I grew up in the 'Leave it to Beaver' household. My mom adored my father, and made my sister and myself feel like we walked on water. My dad was the man who graduated first in his class from NYU law at 21 years of age, was an all- American fencer, a successful attorney and utterly devoted to our family. My sister, from the time she was little until this day, attempted to protect me and make sure my life was filled only with good thoughts.

I want to make my mom whole again. I want her to wake up this morning with a clarity of mind and purpose. I want her to be able to pick up the phone and discuss new matters of import and interest. I want her to be able to drive her car again, like she loved to do. I want her to be able to live independent and strong. I want the mom I remember and still see in my dreams.

But reality does not deal in sentiment. It can be a cruel and unforgiving foe. It does not let us rewind, or cherry pick those moments we get to retain. It takes us where it wants to take us. If we don't like it, that is tough on us.

My calls with my sister now always begin with, "I just spoke to Mom and she is ok , but". I never wanted to have a conversation like this with her. If one thinks that if we wish hard enough , we can make the effects of time disappear in our loved ones, I have learned that no matter the strength of your desires, it is no match for the ravages inflicted. Acceptance of what is, and not what should be, is not an easy task.

My son has a wonderful capacity of being able to look past the images he sees and hears of his grandmother and deal with her in a gentle effective manner. While he sometimes has to deal with 5 or more calls in an hour on the same topic, with my mom asking him virtually the same questions over and over, he never seems to lose his patience. We learn much about ourselves and others in times like this.

I know my mom struggles to cope with what is happening to her. She wants to say she is fine, and always asks what she can do for us, but she comprehends that her difficulties are our difficulties. She knows she can no longer remain 39, as she tried to do for almost 50 years.
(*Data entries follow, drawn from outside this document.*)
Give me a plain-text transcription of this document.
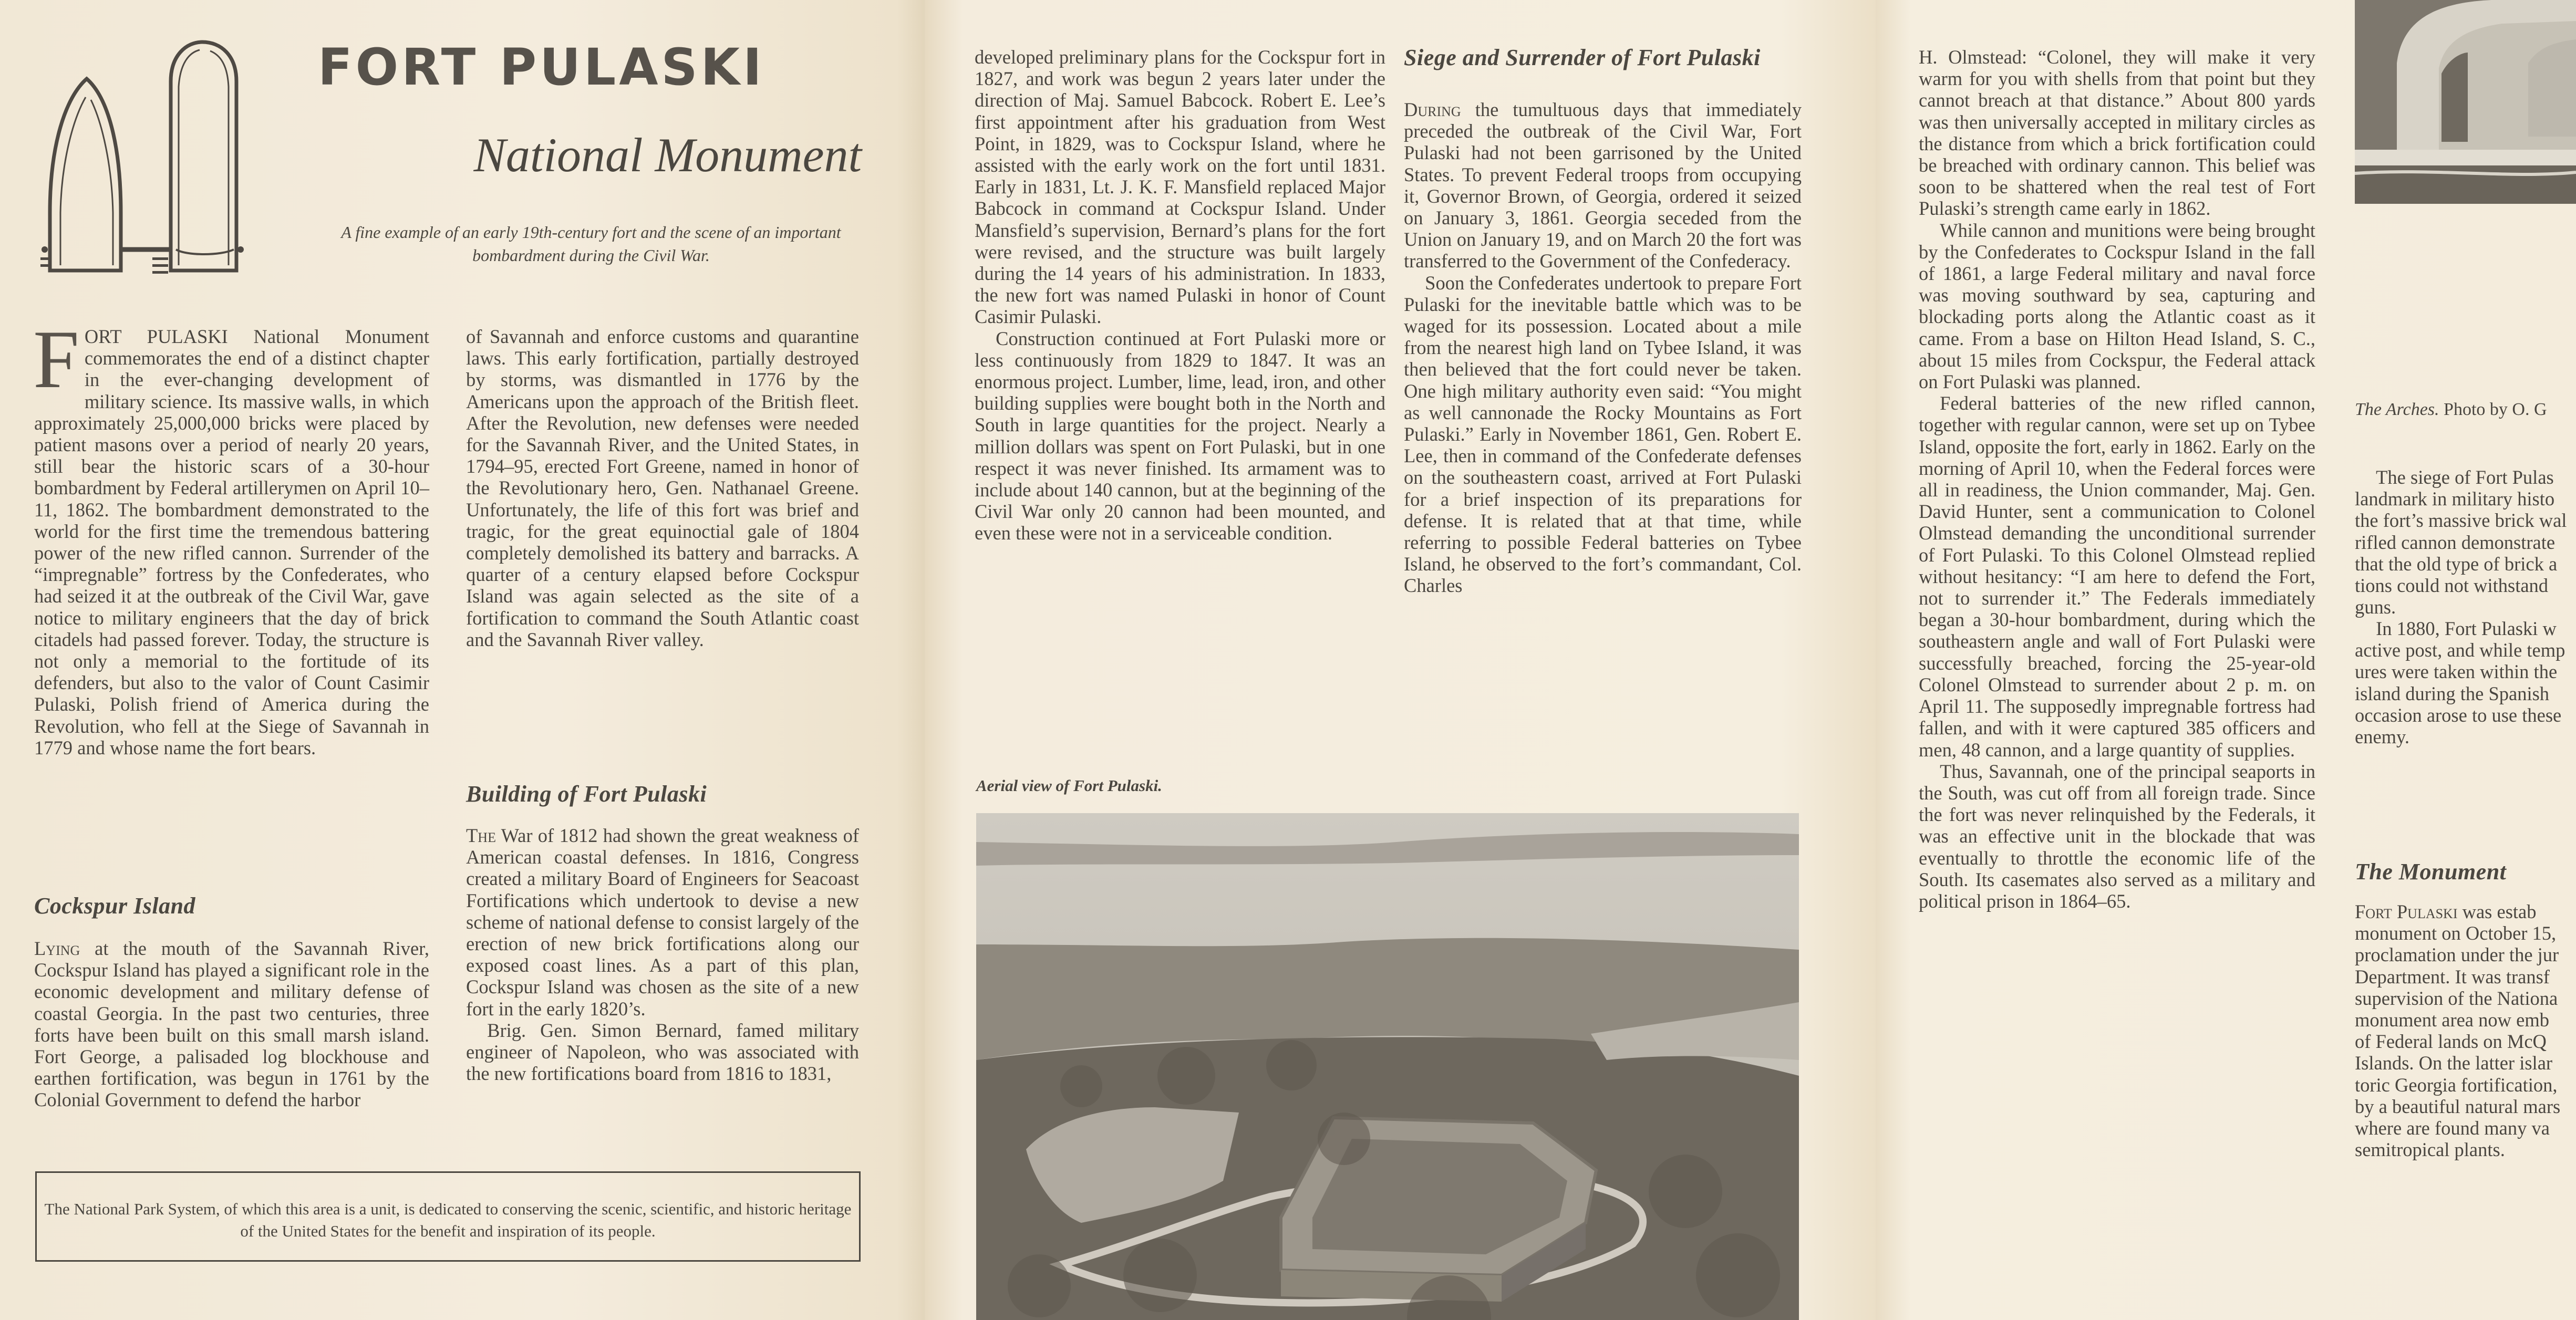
FORT PULASKI
National Monument
A fine example of an early 19th-century fort and the scene of an important bombardment during the Civil War.

FORT PULASKI National Monument commemorates the end of a distinct chapter in the ever-changing development of military science. Its massive walls, in which approximately 25,000,000 bricks were placed by patient masons over a period of nearly 20 years, still bear the historic scars of a 30-hour bombardment by Federal artillerymen on April 10–11, 1862. The bombardment demonstrated to the world for the first time the tremendous battering power of the new rifled cannon. Surrender of the “impregnable” fortress by the Confederates, who had seized it at the outbreak of the Civil War, gave notice to military engineers that the day of brick citadels had passed forever. Today, the structure is not only a memorial to the fortitude of its defenders, but also to the valor of Count Casimir Pulaski, Polish friend of America during the Revolution, who fell at the Siege of Savannah in 1779 and whose name the fort bears.

Cockspur Island

Lying at the mouth of the Savannah River, Cockspur Island has played a significant role in the economic development and military defense of coastal Georgia. In the past two centuries, three forts have been built on this small marsh island. Fort George, a palisaded log blockhouse and earthen fortification, was begun in 1761 by the Colonial Government to defend the harbor

of Savannah and enforce customs and quarantine laws. This early fortification, partially destroyed by storms, was dismantled in 1776 by the Americans upon the approach of the British fleet. After the Revolution, new defenses were needed for the Savannah River, and the United States, in 1794–95, erected Fort Greene, named in honor of the Revolutionary hero, Gen. Nathanael Greene. Unfortunately, the life of this fort was brief and tragic, for the great equinoctial gale of 1804 completely demolished its battery and barracks. A quarter of a century elapsed before Cockspur Island was again selected as the site of a fortification to command the South Atlantic coast and the Savannah River valley.

Building of Fort Pulaski

The War of 1812 had shown the great weakness of American coastal defenses. In 1816, Congress created a military Board of Engineers for Seacoast Fortifications which undertook to devise a new scheme of national defense to consist largely of the erection of new brick fortifications along our exposed coast lines. As a part of this plan, Cockspur Island was chosen as the site of a new fort in the early 1820’s.

Brig. Gen. Simon Bernard, famed military engineer of Napoleon, who was associated with the new fortifications board from 1816 to 1831,

The National Park System, of which this area is a unit, is dedicated to conserving the scenic, scientific, and historic heritage of the United States for the benefit and inspiration of its people.

developed preliminary plans for the Cockspur fort in 1827, and work was begun 2 years later under the direction of Maj. Samuel Babcock. Robert E. Lee’s first appointment after his graduation from West Point, in 1829, was to Cockspur Island, where he assisted with the early work on the fort until 1831. Early in 1831, Lt. J. K. F. Mansfield replaced Major Babcock in command at Cockspur Island. Under Mansfield’s supervision, Bernard’s plans for the fort were revised, and the structure was built largely during the 14 years of his administration. In 1833, the new fort was named Pulaski in honor of Count Casimir Pulaski.

Construction continued at Fort Pulaski more or less continuously from 1829 to 1847. It was an enormous project. Lumber, lime, lead, iron, and other building supplies were bought both in the North and South in large quantities for the project. Nearly a million dollars was spent on Fort Pulaski, but in one respect it was never finished. Its armament was to include about 140 cannon, but at the beginning of the Civil War only 20 cannon had been mounted, and even these were not in a serviceable condition.

Siege and Surrender of Fort Pulaski

During the tumultuous days that immediately preceded the outbreak of the Civil War, Fort Pulaski had not been garrisoned by the United States. To prevent Federal troops from occupying it, Governor Brown, of Georgia, ordered it seized on January 3, 1861. Georgia seceded from the Union on January 19, and on March 20 the fort was transferred to the Government of the Confederacy.

Soon the Confederates undertook to prepare Fort Pulaski for the inevitable battle which was to be waged for its possession. Located about a mile from the nearest high land on Tybee Island, it was then believed that the fort could never be taken. One high military authority even said: “You might as well cannonade the Rocky Mountains as Fort Pulaski.” Early in November 1861, Gen. Robert E. Lee, then in command of the Confederate defenses on the southeastern coast, arrived at Fort Pulaski for a brief inspection of its preparations for defense. It is related that at that time, while referring to possible Federal batteries on Tybee Island, he observed to the fort’s commandant, Col. Charles

Aerial view of Fort Pulaski.

H. Olmstead: “Colonel, they will make it very warm for you with shells from that point but they cannot breach at that distance.” About 800 yards was then universally accepted in military circles as the distance from which a brick fortification could be breached with ordinary cannon. This belief was soon to be shattered when the real test of Fort Pulaski’s strength came early in 1862.

While cannon and munitions were being brought by the Confederates to Cockspur Island in the fall of 1861, a large Federal military and naval force was moving southward by sea, capturing and blockading ports along the Atlantic coast as it came. From a base on Hilton Head Island, S. C., about 15 miles from Cockspur, the Federal attack on Fort Pulaski was planned.

Federal batteries of the new rifled cannon, together with regular cannon, were set up on Tybee Island, opposite the fort, early in 1862. Early on the morning of April 10, when the Federal forces were all in readiness, the Union commander, Maj. Gen. David Hunter, sent a communication to Colonel Olmstead demanding the unconditional surrender of Fort Pulaski. To this Colonel Olmstead replied without hesitancy: “I am here to defend the Fort, not to surrender it.” The Federals immediately began a 30-hour bombardment, during which the southeastern angle and wall of Fort Pulaski were successfully breached, forcing the 25-year-old Colonel Olmstead to surrender about 2 p. m. on April 11. The supposedly impregnable fortress had fallen, and with it were captured 385 officers and men, 48 cannon, and a large quantity of supplies.

Thus, Savannah, one of the principal seaports in the South, was cut off from all foreign trade. Since the fort was never relinquished by the Federals, it was an effective unit in the blockade that was eventually to throttle the economic life of the South. Its casemates also served as a military and political prison in 1864–65.

The Arches. Photo by O. G
The siege of Fort Pulas
landmark in military histo
the fort’s massive brick wal
rifled cannon demonstrate
that the old type of brick a
tions could not withstand
guns.
In 1880, Fort Pulaski w
active post, and while temp
ures were taken within the
island during the Spanish
occasion arose to use these
enemy.
The Monument
Fort Pulaski was estab
monument on October 15,
proclamation under the jur
Department. It was transf
supervision of the Nationa
monument area now emb
of Federal lands on McQ
Islands. On the latter islar
toric Georgia fortification,
by a beautiful natural mars
where are found many va
semitropical plants.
She knows that her role as matriarch of the family has been replaced by her taking on a new and unintended position. She can recall the glory days but she has a hard time remembering what she ate for lunch.

I start every morning by picking up the phone to tell her we are all doing well, and asking her how she is feeling. I know she will try to do the best she can to be positive, so that I can begin my day without having to call my sister and start the cycle of concern again. I know she wants us to retain the images of her as vibrant and independent, and carry that around with us each and every day.

It is now almost 9 AM in New Jersey. I am sitting in Utah, at the computer, knowing that when I finish my thoughts, I must pick up the phone. I hope it will be a good day for her. I hope she will be my mother again. I hope that there will be one day be a cure for dementia so that the next person sitting at the computer does not have to remember the good times past, but can live in the moment. I hope today is the day that the present comes back into focus for my mom. I hope.